Meituan's LongCat Video Avatar 1.5 generates expressive talking heads
Open-source model from Meituan boasts 30% better emotion fidelity and 720p output.
Chinese tech giant Meituan has open-sourced LongCat Video Avatar 1.5, the latest iteration of their talking head generation model. Available on Hugging Face, the model uses a novel cross-modal attention mechanism to sync lip movements with input audio while preserving natural head poses and micro-expressions. Key upgrades include a 30% improvement in emotion fidelity, support for 720p output at 30 FPS, and reduced inference time — now generating a 10-second clip in under 8 seconds on a single A100 GPU.
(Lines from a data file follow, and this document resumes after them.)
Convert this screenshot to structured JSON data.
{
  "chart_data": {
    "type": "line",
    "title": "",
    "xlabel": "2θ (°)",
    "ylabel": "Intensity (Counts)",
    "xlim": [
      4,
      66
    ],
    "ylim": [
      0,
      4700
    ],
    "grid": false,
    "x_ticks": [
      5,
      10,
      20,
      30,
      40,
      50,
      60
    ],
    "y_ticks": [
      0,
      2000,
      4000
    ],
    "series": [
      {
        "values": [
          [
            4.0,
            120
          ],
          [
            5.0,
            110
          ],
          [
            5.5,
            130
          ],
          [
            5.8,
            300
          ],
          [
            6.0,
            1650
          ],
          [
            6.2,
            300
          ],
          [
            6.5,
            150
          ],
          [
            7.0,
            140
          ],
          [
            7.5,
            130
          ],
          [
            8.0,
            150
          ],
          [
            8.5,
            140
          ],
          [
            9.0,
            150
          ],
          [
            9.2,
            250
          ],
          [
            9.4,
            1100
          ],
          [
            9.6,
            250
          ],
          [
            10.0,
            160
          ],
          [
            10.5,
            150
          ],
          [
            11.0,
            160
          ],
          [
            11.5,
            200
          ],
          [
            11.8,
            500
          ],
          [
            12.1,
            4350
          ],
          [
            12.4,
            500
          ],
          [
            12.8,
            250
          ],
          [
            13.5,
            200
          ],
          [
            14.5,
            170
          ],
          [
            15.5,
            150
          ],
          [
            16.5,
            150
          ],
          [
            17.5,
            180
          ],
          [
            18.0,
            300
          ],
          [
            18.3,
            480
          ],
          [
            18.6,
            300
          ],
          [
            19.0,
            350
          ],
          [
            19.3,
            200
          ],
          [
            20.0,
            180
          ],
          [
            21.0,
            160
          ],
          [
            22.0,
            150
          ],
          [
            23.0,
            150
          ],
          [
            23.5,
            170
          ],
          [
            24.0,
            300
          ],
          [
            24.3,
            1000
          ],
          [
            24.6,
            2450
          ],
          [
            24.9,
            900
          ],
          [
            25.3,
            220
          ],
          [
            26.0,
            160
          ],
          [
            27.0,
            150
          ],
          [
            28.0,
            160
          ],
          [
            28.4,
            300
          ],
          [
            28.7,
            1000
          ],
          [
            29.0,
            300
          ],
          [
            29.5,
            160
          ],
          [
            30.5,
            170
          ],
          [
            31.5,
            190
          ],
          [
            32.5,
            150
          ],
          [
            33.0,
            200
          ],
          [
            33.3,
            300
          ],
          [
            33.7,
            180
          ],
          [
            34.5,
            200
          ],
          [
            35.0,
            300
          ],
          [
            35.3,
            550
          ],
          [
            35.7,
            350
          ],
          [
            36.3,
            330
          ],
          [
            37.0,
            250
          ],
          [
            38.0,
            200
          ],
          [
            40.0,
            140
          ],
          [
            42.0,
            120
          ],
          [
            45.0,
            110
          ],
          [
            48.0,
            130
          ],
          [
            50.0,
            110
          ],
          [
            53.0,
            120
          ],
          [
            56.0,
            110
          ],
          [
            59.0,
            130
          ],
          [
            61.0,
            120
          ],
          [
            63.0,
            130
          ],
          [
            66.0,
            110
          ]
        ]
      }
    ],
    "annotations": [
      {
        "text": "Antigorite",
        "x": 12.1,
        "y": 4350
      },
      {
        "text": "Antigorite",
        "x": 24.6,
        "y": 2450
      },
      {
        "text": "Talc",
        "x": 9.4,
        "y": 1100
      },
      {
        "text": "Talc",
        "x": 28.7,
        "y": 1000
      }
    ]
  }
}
The model accepts a single reference image and audio track, then produces a video with realistic blinking, eyebrow raises, and subtle mouth shapes. Meituan also released a Gradio demo and inference scripts, making it accessible for developers to integrate into live chat, e-learning, or avatar-based customer service. The release signals a push toward democratizing high-quality avatar generation, competing with proprietary systems like HeyGen and D-ID while remaining fully open-source under a permissive license.
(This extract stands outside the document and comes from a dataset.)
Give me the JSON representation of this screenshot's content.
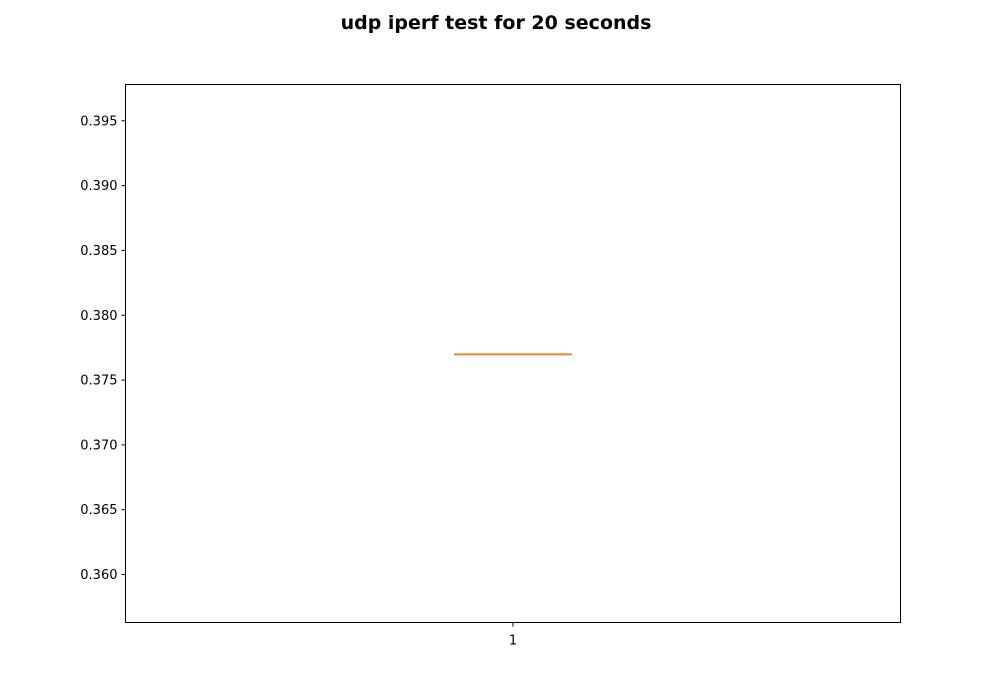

- Open-source release on Hugging Face with permissive license — no API key required.
- 30% better emotion fidelity than v1.0, supporting happiness, sadness, surprise, and neutral states.
- Runs in under 8 seconds for a 10-second 720p clip on a single A100 GPU.
Why It Matters
Professional talking head avatars are now free and fast, enabling startups to build lifelike AI presenters without cloud costs.